# Big Nasty boar down!



## bobfishbw (Feb 3, 2009)

Here is a short video of a pig I killed the other evening. Enjoy!


----------



## AirbornXpress (Sep 27, 2006)

*Nice*

Nice shot and cool wideo!:cheers:


----------



## hog_down (Jan 11, 2010)

Great video and nice shot on that big SOB


----------



## DCAVA (Aug 5, 2013)

cool deal buddy!!


----------



## Law Dog (Jul 27, 2010)

Great video and nice shot on that pig.. What program are you using for the film editing? Great job..


----------



## prophead (May 25, 2012)

*pig kill*

what type of broadhead & size did you use?


----------



## bobfishbw (Feb 3, 2009)

Law Dog said:


> Great video and nice shot on that pig.. What program are you using for the film editing? Great job..


Pinnacle studio 16 ultimate. I just upgraded. Still learning how to use it.

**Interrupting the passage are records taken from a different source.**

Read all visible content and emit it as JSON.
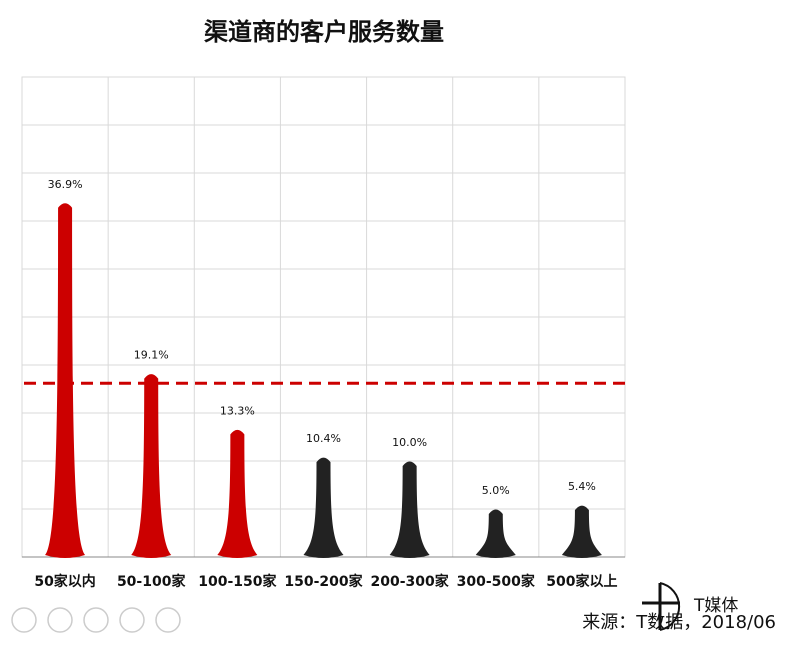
{
  "chart_data": {
    "type": "spike",
    "title": "渠道商的客户服务数量",
    "categories": [
      "50家以内",
      "50-100家",
      "100-150家",
      "150-200家",
      "200-300家",
      "300-500家",
      "500家以上"
    ],
    "values": [
      36.9,
      19.1,
      13.3,
      10.4,
      10.0,
      5.0,
      5.4
    ],
    "value_labels": [
      "36.9%",
      "19.1%",
      "13.3%",
      "10.4%",
      "10.0%",
      "5.0%",
      "5.4%"
    ],
    "colors": [
      "#cc0000",
      "#cc0000",
      "#cc0000",
      "#222222",
      "#222222",
      "#222222",
      "#222222"
    ],
    "ylim": [
      0,
      50
    ],
    "yticks": [
      0,
      5,
      10,
      15,
      20,
      25,
      30,
      35,
      40,
      45,
      50
    ],
    "grid": true,
    "reference_line": 18.1,
    "reference_color": "#cc0000",
    "source": "来源：T数据，2018/06",
    "logo": "T媒体"
  }
}
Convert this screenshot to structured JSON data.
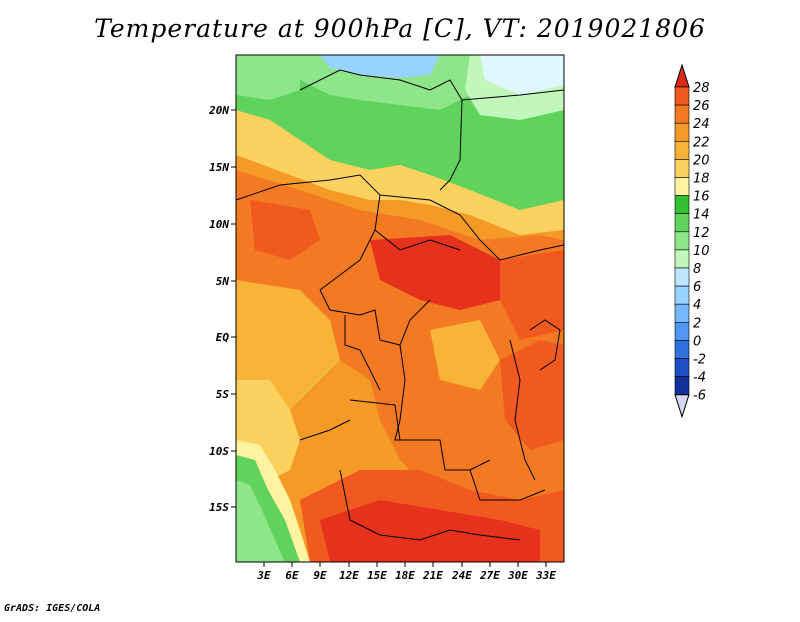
{
  "title": "Temperature at 900hPa [C], VT: 2019021806",
  "credit": "GrADS: IGES/COLA",
  "map": {
    "lat_labels": [
      "20N",
      "15N",
      "10N",
      "5N",
      "EQ",
      "5S",
      "10S",
      "15S"
    ],
    "lon_labels": [
      "3E",
      "6E",
      "9E",
      "12E",
      "15E",
      "18E",
      "21E",
      "24E",
      "27E",
      "30E",
      "33E"
    ]
  },
  "colorbar": {
    "labels": [
      "28",
      "26",
      "24",
      "22",
      "20",
      "18",
      "16",
      "14",
      "12",
      "10",
      "8",
      "6",
      "4",
      "2",
      "0",
      "-2",
      "-4",
      "-6"
    ],
    "colors": [
      "#e6321c",
      "#f05a1e",
      "#f37a22",
      "#f59a27",
      "#f7b436",
      "#fbd160",
      "#fdf3a0",
      "#33c033",
      "#5fd35c",
      "#8fe68a",
      "#c2f7bc",
      "#bfe6ff",
      "#99d3ff",
      "#76b8ff",
      "#4f97f2",
      "#2e72dd",
      "#1d4fc4",
      "#12309a",
      "#0a1570"
    ],
    "top_color": "#d92a18",
    "bottom_color": "#d8d8f0"
  }
}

Sent from my SAMSUNG-SGH-I747 using Tapatalk


----------



## bobfishbw (Feb 3, 2009)

prophead said:


> what type of broadhead & size did you use?


100 grain Montec. Arrow total weight is 380 grains. My bow is slinging them 295 fps w/ 72 lbs of KE.

Sent from my SAMSUNG-SGH-I747 using Tapatalk


----------



## Poon Chaser (Aug 22, 2006)

awesome


----------



## Rack Ranch (May 25, 2004)

Cool deal, I shot a big boar friday evening and that sum buck ran off with my 20.00 arrow sticking out of his side... ticked me off


----------



## bobfishbw (Feb 3, 2009)

Rack Ranch said:


> Cool deal, I shot a big boar friday evening and that sum buck ran off with my 20.00 arrow sticking out of his side... ticked me off


Lol. That sucks...


----------